If $f$ is lipschitz, then $|f(x)| < C \left(1+|x|^λ\right)$

Question

I'm in a first course of analysis and we got this question and I wasn't able to figure it out. Any hint's are welcome.

If $f$ is lipschitz, then $\vert f(x)\vert<C(1+\vert x\vert ^λ)$ for some $C,\lambda>0$

We need to prove or disprove.
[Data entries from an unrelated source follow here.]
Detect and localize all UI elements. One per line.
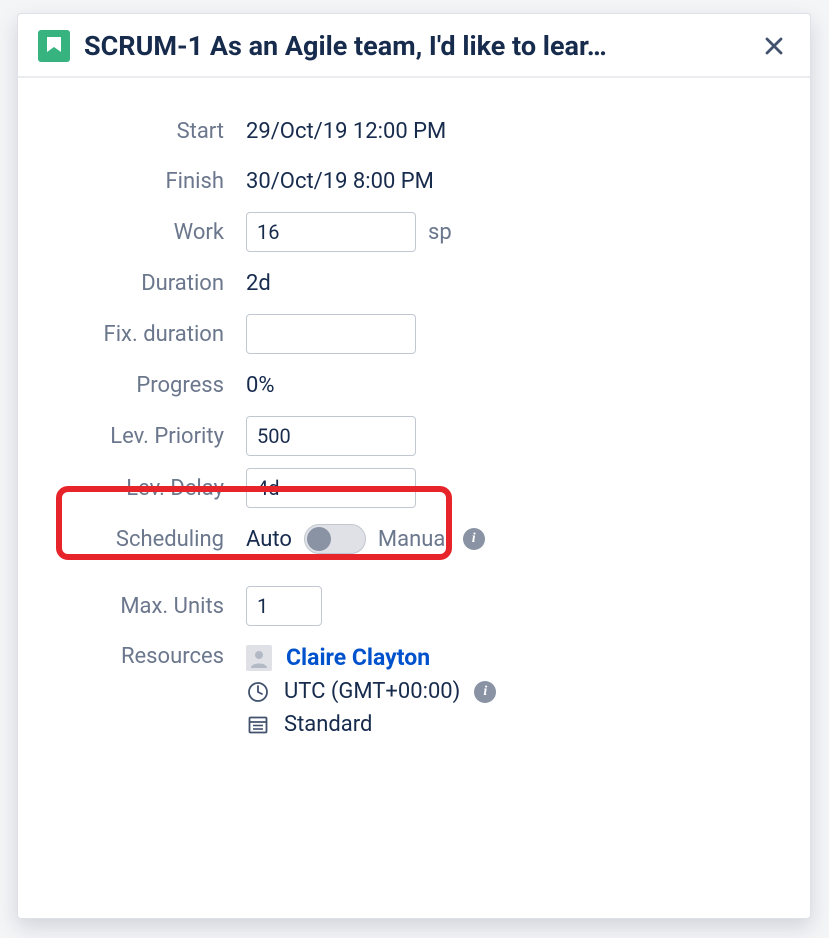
label-scheduling: Scheduling	[38, 527, 246, 552]
resource-user-line: Claire Clayton	[246, 644, 496, 671]
row-scheduling: Scheduling Auto Manual i	[38, 514, 790, 564]
label-work: Work	[38, 220, 246, 245]
clock-icon	[246, 680, 270, 704]
row-lev-delay: Lev. Delay	[38, 462, 790, 514]
label-fix-duration: Fix. duration	[38, 322, 246, 347]
value-finish[interactable]: 30/Oct/19 8:00 PM	[246, 169, 434, 194]
resource-timezone: UTC (GMT+00:00)	[284, 679, 460, 704]
calendar-icon	[246, 713, 270, 737]
close-icon	[764, 36, 784, 56]
close-button[interactable]	[758, 30, 790, 62]
row-start: Start 29/Oct/19 12:00 PM	[38, 106, 790, 156]
value-progress[interactable]: 0%	[246, 373, 274, 398]
label-lev-priority: Lev. Priority	[38, 424, 246, 449]
avatar-icon	[246, 645, 272, 671]
label-lev-delay: Lev. Delay	[38, 476, 246, 501]
input-lev-priority[interactable]	[246, 416, 416, 456]
row-max-units: Max. Units	[38, 580, 790, 632]
work-unit: sp	[428, 220, 452, 245]
value-start[interactable]: 29/Oct/19 12:00 PM	[246, 119, 446, 144]
resource-calendar-line: Standard	[246, 712, 496, 737]
label-progress: Progress	[38, 373, 246, 398]
row-progress: Progress 0%	[38, 360, 790, 410]
row-resources: Resources Claire Clayton	[38, 632, 790, 743]
panel-body: Start 29/Oct/19 12:00 PM Finish 30/Oct/1…	[18, 78, 810, 763]
resource-calendar: Standard	[284, 712, 372, 737]
panel-title[interactable]: SCRUM-1 As an Agile team, I'd like to le…	[84, 30, 746, 62]
resource-user-link[interactable]: Claire Clayton	[286, 644, 430, 671]
input-max-units[interactable]	[246, 586, 322, 626]
resource-block: Claire Clayton UTC (GMT+00:00) i	[246, 644, 496, 737]
row-fix-duration: Fix. duration	[38, 308, 790, 360]
input-fix-duration[interactable]	[246, 314, 416, 354]
row-work: Work sp	[38, 206, 790, 258]
row-finish: Finish 30/Oct/19 8:00 PM	[38, 156, 790, 206]
scheduling-info-icon[interactable]: i	[463, 528, 485, 550]
label-resources: Resources	[38, 642, 246, 669]
input-work[interactable]	[246, 212, 416, 252]
label-max-units: Max. Units	[38, 594, 246, 619]
row-duration: Duration 2d	[38, 258, 790, 308]
value-duration[interactable]: 2d	[246, 271, 271, 296]
resource-timezone-line: UTC (GMT+00:00) i	[246, 679, 496, 704]
label-start: Start	[38, 119, 246, 144]
story-type-icon	[38, 30, 70, 62]
row-lev-priority: Lev. Priority	[38, 410, 790, 462]
panel-header: SCRUM-1 As an Agile team, I'd like to le…	[18, 14, 810, 78]
timezone-info-icon[interactable]: i	[474, 681, 496, 703]
toggle-knob	[307, 527, 331, 551]
input-lev-delay[interactable]	[246, 468, 416, 508]
scheduling-manual-label: Manual	[378, 527, 451, 552]
scheduling-auto-label: Auto	[246, 527, 292, 552]
scheduling-toggle[interactable]	[304, 524, 366, 554]
label-finish: Finish	[38, 169, 246, 194]
label-duration: Duration	[38, 271, 246, 296]
task-details-panel: SCRUM-1 As an Agile team, I'd like to le…	[17, 13, 811, 919]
First I tried some functions with bounded derivatives but all of them worked so no counterexample also my attempts for proof didn't get far.

Thank you.

Answer 1

Assuming $f$ is Lipschitz on the entire real line with a Lipschitz constant not necessarily equal to $\lambda > 0$, examine the ratio $$ {f(x) \over 1 + |x|^{\lambda}}. $$ as $|x| \rightarrow +\infty$. It may be easier to examine first $$ {f(x) - f(0) \over 1 + |x|^{\lambda}}. $$

Answer 2

I suppose you are considering a Lipschitz function $f:\mathbb R \to \mathbb R$. By definition there is a constant $L$ such that $|f(x)-f(y)| \leq L|x-y|$ for all $x,y$. Put $y=0$. We get $|f(x)| \leq |f(x)-f(0)|+|f(0)| \leq L|x|+|f(0)|\leq C(1+|x|)$ if $C=\max \{|f(0)|,L\}$.